Prefer to Classify: Improving Text Classifiers via Auxiliary Preference
Learning
- URL: http://arxiv.org/abs/2306.04925v1
- Date: Thu, 8 Jun 2023 04:04:47 GMT
- Title: Prefer to Classify: Improving Text Classifiers via Auxiliary Preference
Learning
- Authors: Jaehyung Kim, Jinwoo Shin, Dongyeop Kang
- Abstract summary: In this paper, we investigate task-specific preferences between pairs of input texts as a new alternative way for such auxiliary data annotation.
We propose a novel multi-task learning framework, called prefer-to-classify (P2C), which can enjoy the cooperative effect of learning both the given classification task and the auxiliary preferences.
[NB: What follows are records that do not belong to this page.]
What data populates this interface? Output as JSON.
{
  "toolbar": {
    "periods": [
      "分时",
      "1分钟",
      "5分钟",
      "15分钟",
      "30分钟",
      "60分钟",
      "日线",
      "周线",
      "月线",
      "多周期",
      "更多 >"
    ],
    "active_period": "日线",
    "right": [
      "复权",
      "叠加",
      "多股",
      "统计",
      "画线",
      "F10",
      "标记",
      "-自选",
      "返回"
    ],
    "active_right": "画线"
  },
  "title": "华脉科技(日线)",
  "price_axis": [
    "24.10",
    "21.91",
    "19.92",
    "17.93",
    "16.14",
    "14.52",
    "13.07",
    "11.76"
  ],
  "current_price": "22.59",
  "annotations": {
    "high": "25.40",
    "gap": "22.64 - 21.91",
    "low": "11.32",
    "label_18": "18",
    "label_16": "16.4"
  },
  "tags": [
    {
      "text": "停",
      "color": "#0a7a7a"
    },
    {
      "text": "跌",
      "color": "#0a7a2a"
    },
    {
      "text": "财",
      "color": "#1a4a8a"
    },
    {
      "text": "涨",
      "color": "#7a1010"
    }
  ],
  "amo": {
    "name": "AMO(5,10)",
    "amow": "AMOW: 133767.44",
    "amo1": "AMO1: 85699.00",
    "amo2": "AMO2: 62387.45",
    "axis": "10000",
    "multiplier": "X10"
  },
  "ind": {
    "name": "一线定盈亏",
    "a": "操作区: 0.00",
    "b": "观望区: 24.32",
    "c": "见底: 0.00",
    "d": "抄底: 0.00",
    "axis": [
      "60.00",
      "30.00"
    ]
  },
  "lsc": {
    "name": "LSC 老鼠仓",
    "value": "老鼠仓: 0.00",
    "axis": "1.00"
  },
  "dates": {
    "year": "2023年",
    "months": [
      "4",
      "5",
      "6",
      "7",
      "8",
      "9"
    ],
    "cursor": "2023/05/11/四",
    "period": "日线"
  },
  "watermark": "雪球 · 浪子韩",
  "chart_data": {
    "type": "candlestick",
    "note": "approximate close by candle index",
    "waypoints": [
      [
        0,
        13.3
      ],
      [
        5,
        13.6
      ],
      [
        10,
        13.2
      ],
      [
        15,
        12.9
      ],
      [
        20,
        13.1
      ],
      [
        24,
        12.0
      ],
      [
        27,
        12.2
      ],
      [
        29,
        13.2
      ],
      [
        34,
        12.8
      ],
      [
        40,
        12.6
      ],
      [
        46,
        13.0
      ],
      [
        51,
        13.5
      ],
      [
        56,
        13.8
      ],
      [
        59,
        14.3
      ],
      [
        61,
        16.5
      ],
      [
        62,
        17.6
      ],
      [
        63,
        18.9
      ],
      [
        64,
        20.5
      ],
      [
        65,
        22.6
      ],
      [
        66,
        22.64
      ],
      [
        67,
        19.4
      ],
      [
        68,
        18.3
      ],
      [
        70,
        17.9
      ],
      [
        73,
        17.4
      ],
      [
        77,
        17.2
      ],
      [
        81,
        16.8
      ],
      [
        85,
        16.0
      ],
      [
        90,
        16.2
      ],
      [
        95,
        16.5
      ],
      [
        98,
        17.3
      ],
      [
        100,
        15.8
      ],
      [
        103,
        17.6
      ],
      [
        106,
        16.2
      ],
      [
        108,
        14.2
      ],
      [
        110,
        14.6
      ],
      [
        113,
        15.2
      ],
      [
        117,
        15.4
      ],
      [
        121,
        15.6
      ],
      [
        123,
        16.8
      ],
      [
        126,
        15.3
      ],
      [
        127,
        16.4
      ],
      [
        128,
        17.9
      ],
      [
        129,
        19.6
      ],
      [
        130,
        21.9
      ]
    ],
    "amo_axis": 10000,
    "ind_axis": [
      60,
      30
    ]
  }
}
- Score: 76.43827771613127
- License: http://arxiv.org/licenses/nonexclusive-distrib/1.0/
- Abstract: The development of largely human-annotated benchmarks has driven the success
of deep neural networks in various NLP tasks. To enhance the effectiveness of
existing benchmarks, collecting new additional input-output pairs is often too
costly and challenging, particularly considering their marginal impact on
improving the current model accuracy. Instead, additional or complementary
annotations on the existing input texts in the benchmarks can be preferable as
an efficient way to pay the additional human cost. In this paper, we
investigate task-specific preferences between pairs of input texts as a new
alternative way for such auxiliary data annotation. From 'pair-wise'
comparisons with respect to the task, the auxiliary preference learning enables
the model to learn an additional informative training signal that cannot be
captured with 'instance-wise' task labels. To this end, we propose a novel
multi-task learning framework, called prefer-to-classify (P2C), which can enjoy
the cooperative effect of learning both the given classification task and the
auxiliary preferences. Here, we provide three different ways to collect
preference signals in practice: (a) implicitly extracting from annotation
records (for free, but often unavailable), (b) collecting explicitly from crowd
workers (high paid), or (c) pre-trained large language models such as GPT-3
(low paid). Given existing classification NLP benchmarks, we demonstrate that
the proposed auxiliary preference learning via P2C on them is effective in
improving text classifiers. Our codes are publicly available.